Article nine: The Economic Hegemony of Authorities shall have the right to enforce the provisions and articles of this Treaty in a manner consistent with its laws, traditions, and regulations so long as it does not violate any of the provisions and articles of this Treaty in the course of enforcement.

In other words, the PCs enforce the Treaty. They run around the Hegemony, arresting angels, devils, and their human sympathizers. What other game expects you to arrest an angel?

Is Continued African Corruption Racist?

We’ve been writing setting material for Triune, including descriptions of nations in the future. Since the game focuses on enforcing the Anti-Church Act that makes all religions illegal, and since players take roles as police, we need to describe how nations deal with all of this.

When describing central and west African nations, we tried to think 1) what would they be line in the future, and 2) what would make for interesting gameplay. We settled on a continuation of the corruption and internecine warfare that plagues the continent today. There doesn’t seem to be an end to the corruption in sight, and it would make for good conflicts in the game.

Now, we’re wondering if that’s racist. Are we predicting the same kind of instability in other regions? No–Asian and White nations are stable. Are we assuming nations like Chad and Burundi will never get their act together?

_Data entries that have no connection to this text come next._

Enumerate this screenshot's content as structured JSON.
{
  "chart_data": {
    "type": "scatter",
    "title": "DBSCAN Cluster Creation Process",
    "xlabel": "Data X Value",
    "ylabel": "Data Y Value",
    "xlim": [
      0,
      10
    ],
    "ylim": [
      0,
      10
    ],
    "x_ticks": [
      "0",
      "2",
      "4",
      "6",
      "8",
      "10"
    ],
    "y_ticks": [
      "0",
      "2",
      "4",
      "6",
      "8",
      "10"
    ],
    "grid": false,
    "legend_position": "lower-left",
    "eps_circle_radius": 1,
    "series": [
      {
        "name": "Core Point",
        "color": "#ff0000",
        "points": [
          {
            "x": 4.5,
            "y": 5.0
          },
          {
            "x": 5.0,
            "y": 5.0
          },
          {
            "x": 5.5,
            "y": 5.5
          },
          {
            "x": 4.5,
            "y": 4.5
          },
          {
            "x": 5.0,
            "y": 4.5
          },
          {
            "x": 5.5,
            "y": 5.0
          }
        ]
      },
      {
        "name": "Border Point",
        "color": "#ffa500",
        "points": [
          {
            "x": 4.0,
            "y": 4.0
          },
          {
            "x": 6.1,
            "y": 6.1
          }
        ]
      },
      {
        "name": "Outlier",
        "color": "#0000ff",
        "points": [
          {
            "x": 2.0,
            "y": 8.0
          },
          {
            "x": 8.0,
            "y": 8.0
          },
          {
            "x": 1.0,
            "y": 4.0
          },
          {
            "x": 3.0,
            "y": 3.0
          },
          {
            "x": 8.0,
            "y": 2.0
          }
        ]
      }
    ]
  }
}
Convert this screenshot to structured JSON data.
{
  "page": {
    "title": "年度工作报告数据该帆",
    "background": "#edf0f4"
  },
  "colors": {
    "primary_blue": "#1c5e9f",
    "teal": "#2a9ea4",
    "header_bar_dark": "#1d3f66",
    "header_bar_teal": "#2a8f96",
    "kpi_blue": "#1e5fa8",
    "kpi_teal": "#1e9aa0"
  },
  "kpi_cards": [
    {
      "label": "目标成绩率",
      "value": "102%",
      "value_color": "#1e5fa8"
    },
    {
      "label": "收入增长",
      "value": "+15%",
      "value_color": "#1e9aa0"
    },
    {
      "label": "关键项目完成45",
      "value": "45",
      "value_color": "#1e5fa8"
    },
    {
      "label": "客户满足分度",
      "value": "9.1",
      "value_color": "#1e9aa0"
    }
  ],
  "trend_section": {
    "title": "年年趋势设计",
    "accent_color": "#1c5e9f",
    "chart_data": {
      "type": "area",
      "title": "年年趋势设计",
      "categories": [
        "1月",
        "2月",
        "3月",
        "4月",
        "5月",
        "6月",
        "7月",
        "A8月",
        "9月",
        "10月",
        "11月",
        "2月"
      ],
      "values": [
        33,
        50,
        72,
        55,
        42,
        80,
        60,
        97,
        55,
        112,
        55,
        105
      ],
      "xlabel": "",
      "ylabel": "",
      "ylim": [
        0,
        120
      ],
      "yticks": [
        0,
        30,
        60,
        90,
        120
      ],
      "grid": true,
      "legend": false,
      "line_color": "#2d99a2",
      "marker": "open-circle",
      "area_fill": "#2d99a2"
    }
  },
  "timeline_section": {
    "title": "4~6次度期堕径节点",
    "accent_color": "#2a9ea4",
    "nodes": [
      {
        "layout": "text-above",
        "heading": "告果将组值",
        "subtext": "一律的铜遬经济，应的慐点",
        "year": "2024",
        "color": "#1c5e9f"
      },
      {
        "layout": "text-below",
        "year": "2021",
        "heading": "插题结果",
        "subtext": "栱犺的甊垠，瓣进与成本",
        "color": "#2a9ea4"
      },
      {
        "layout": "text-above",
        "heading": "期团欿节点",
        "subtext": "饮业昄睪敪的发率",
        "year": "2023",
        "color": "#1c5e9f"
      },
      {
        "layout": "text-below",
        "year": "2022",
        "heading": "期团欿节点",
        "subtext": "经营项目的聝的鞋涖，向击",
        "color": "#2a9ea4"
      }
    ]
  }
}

For the purposes of a game, yes. Are we predicting and assuming just because these nations are mostly black?

Our answer is no, not at all. First, we’re not making predictions–we’re writing a science fiction roleplaying game setting. Science fiction doesn’t try to predict the future; it tries to entertain by creating a possible future.

Second, the reality is that many African nations are incredibly corrupt. This isn’t news nor a contested, unproven idea. It’s a fact. We are simply using that fact in creating our game setting.

To answer the question we posed in the title, we believe that having African nations still struggle with tribalism and corruption in our futuristic setting is not racist. We aren’t making any judgment calls on the people of Africa. Besides the fact that this is just a game, the currently corrupt African nations don’t seem to be on the road to improvement. It makes sense to depict them this way.